Human rights center demands total removal of settlers and buildings from Jabal Sabih

RAMALLAH, The Jerusalem Legal Aid and Human Rights Center (JLAC) this week submitted two letters to the legal advisor of the Israeli occupation authorities calling on him to make sure that the government immediately implement a court order to evacuate the settlers from the so-called Aviatar settlement outpost illegally built on Jabal Sabih, near Nablus in the north of the occupied West Bank, and remove all the buildings set up there by the settlers.

The first letter was submitted on June 25 and followed four days later with another letter submitted by JLAC attorney Suleiman Shaheen on behalf of the Palestinian landowners in Jabal Sabih, according to a press statement.

The settlers had objected to the evacuation order issued on ground that their presence was illegal. However, their objections were rejected because they had not obtained any permit from the Civil Administration, an arm of the Israeli military government that runs the West Bank affairs, to build in the area.

In its second letter, JLAC demanded that the legal advisor, in his capacity to protect the so-called rule of law, act against any possible deal intended to elude the court order that would lead to the establishment of a settlement in Jabal Sabih in a way to whitewash and legitimize the outpost.

According to media reports, the settlers and the military government reached an agreement that would allow the settlers to leave the outpost but keep the 30 plus buildings they had illegally set up on the land in their place and possibly turn them into a Jewish religious school through a military order to seize the lands pending studying the legal status of the lands.

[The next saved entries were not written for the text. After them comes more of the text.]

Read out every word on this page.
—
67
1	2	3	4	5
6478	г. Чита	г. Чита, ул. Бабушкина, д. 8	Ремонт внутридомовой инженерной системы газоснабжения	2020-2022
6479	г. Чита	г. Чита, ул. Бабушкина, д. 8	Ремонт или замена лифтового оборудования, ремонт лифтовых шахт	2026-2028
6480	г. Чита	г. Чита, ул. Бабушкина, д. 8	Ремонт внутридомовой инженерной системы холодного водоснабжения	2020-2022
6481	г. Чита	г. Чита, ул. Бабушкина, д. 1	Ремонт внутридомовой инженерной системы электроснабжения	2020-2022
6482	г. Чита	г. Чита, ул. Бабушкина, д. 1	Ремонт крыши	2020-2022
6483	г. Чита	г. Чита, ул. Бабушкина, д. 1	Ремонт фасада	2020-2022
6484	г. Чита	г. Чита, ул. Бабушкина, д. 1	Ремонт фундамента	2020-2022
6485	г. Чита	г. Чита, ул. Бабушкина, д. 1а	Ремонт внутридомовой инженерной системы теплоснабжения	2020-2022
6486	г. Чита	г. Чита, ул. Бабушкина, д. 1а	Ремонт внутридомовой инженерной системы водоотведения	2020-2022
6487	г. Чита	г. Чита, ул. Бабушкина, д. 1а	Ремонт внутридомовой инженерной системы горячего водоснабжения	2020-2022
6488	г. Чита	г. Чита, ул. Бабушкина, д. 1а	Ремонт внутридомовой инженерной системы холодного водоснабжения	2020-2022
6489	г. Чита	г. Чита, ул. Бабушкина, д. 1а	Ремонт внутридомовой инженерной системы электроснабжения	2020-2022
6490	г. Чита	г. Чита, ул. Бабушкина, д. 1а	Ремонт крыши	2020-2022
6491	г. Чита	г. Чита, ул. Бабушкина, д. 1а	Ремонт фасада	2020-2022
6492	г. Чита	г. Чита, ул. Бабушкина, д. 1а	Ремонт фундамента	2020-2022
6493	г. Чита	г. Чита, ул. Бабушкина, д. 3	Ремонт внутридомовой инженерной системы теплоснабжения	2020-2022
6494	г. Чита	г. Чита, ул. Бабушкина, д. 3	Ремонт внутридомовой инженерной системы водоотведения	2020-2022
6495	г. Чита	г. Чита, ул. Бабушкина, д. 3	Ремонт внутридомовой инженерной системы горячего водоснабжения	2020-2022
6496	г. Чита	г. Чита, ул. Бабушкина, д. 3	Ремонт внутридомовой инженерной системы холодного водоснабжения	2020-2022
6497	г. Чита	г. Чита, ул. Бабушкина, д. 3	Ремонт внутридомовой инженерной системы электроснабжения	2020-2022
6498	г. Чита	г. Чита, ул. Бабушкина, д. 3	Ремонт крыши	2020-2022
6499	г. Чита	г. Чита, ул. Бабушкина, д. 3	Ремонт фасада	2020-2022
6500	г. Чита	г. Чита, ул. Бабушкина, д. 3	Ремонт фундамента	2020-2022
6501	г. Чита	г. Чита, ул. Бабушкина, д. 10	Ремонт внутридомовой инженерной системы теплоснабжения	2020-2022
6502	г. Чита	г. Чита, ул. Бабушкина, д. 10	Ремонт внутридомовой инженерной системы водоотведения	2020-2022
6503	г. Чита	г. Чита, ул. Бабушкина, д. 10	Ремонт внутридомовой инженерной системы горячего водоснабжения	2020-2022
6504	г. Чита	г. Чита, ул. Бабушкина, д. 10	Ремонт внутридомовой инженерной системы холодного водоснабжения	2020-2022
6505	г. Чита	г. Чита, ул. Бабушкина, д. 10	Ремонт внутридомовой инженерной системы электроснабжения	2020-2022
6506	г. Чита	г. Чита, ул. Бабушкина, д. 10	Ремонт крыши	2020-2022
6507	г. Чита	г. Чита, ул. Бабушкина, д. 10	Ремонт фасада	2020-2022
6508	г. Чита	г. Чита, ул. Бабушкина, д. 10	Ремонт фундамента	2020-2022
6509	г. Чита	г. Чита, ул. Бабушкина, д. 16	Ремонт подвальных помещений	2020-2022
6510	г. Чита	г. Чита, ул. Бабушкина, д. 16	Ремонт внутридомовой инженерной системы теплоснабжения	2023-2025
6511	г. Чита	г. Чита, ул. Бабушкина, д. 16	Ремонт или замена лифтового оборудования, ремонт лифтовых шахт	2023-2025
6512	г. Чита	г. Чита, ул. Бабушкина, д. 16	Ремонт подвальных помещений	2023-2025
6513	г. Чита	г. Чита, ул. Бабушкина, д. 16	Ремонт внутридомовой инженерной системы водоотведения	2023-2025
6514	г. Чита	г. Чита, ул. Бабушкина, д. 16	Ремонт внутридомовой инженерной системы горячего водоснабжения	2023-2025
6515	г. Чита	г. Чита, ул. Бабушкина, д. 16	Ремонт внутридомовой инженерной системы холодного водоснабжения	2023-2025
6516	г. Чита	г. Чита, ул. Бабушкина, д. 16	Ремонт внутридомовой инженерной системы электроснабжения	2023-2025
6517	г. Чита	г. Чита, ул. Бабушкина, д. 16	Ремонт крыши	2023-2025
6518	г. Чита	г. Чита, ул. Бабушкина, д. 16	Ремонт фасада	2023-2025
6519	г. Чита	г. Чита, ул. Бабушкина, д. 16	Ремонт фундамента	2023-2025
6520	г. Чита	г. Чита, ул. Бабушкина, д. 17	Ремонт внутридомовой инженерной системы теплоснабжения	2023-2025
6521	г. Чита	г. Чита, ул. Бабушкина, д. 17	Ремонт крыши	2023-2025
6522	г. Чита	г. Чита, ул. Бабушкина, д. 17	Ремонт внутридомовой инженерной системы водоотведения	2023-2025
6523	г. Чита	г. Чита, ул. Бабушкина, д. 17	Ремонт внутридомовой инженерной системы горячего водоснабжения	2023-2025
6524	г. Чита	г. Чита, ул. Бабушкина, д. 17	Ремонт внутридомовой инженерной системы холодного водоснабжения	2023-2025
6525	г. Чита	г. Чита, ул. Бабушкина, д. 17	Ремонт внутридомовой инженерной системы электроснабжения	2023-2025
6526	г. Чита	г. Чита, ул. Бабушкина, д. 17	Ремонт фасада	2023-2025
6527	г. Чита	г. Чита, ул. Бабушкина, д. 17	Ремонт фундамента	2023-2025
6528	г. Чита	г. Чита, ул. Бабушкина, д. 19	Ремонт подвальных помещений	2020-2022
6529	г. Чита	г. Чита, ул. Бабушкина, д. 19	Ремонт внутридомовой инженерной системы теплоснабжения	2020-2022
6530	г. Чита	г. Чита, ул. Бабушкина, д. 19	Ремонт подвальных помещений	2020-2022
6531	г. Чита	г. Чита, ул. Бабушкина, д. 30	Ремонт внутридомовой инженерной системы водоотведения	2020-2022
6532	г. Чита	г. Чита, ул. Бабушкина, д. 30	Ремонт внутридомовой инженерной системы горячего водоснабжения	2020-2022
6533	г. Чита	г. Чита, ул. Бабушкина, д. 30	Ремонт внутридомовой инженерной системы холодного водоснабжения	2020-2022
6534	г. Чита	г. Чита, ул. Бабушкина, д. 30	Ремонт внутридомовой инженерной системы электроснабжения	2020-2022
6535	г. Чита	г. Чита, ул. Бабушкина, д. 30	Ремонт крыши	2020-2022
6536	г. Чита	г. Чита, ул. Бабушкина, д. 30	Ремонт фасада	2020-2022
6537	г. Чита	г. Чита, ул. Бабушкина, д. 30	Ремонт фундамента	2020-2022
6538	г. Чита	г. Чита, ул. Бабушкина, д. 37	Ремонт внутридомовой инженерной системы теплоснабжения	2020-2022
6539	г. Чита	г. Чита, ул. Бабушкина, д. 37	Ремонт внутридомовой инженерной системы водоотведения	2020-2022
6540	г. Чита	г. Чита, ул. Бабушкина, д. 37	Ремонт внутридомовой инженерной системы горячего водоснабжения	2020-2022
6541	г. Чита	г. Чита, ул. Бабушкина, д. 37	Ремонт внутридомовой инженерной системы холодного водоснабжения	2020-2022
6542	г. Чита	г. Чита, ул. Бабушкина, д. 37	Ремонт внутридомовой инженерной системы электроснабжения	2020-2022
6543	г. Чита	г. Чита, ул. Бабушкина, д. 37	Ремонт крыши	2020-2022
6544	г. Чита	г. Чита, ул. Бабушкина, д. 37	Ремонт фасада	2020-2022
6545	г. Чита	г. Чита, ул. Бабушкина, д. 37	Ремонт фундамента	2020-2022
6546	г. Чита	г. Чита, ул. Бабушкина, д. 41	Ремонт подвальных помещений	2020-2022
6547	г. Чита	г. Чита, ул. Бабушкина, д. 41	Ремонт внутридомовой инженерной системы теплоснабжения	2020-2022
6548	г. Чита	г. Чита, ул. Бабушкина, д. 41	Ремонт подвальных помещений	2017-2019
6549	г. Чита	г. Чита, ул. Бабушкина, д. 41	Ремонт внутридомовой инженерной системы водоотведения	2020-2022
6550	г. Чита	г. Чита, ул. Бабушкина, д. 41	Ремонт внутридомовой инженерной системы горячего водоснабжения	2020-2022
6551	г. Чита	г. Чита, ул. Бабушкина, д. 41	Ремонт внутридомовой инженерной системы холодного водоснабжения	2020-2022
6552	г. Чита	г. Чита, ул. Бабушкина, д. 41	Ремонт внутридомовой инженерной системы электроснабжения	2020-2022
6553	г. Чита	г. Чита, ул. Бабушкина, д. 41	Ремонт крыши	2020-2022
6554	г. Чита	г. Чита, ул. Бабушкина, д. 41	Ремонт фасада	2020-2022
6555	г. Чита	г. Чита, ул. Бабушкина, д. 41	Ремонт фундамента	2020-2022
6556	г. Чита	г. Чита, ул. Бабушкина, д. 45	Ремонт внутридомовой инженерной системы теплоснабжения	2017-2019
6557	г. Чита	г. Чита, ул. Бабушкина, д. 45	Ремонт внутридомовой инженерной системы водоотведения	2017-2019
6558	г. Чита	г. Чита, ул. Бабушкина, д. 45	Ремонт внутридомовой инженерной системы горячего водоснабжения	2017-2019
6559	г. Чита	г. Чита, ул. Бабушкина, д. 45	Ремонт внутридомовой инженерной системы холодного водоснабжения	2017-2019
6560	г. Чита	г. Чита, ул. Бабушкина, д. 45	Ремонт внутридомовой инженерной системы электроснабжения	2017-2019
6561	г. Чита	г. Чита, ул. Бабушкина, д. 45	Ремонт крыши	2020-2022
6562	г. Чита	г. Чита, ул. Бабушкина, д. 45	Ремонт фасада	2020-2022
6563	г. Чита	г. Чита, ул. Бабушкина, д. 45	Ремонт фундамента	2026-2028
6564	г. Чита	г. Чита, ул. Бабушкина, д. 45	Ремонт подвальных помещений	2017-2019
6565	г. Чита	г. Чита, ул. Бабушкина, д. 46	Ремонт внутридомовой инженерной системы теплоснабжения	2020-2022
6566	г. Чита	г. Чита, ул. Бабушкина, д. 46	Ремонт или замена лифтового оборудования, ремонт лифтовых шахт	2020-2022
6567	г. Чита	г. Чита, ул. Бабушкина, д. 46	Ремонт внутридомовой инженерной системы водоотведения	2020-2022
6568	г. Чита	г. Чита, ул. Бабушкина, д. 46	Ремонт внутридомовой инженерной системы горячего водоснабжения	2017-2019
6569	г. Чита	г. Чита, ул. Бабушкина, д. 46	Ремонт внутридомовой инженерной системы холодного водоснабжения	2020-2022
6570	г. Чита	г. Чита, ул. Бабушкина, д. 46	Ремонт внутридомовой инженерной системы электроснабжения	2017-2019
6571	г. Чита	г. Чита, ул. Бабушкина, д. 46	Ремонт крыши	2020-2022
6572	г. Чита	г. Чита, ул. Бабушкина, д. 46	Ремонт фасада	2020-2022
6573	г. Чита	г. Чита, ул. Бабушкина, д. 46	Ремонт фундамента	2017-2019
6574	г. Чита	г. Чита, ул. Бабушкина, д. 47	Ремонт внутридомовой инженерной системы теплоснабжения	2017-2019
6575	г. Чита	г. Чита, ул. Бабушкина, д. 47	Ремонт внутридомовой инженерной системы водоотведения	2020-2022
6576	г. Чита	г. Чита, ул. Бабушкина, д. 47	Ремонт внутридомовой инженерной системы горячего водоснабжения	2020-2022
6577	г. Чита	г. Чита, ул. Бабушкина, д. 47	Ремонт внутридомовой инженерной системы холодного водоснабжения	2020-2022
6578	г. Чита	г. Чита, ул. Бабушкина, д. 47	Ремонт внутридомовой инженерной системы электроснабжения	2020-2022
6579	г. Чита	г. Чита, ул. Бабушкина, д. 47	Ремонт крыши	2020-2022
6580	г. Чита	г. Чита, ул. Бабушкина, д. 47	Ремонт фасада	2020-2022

JLAC said in its statement that it considers any decision that does not lead to the immediate and unconditional removal of all settlement buildings set up on Jabal Sabih lands owned by Palestinians from the villages of Beita, Yatma and Qablan as “a dangerous precedent that may be exploited by the settlers to appropriate other lands in the West Bank and create new facts on the ground, following the same method of blatant bullying and theft.”

Residents from Beita and other nearby villages have been protesting, day and night, the establishment of the settlement on their lands since the first day the settlers had stormed Jabal Sabih two months ago. So far, five Palestinians have been killed by Israeli army gunfire during these protests, four of them from Beita and one from Yatma.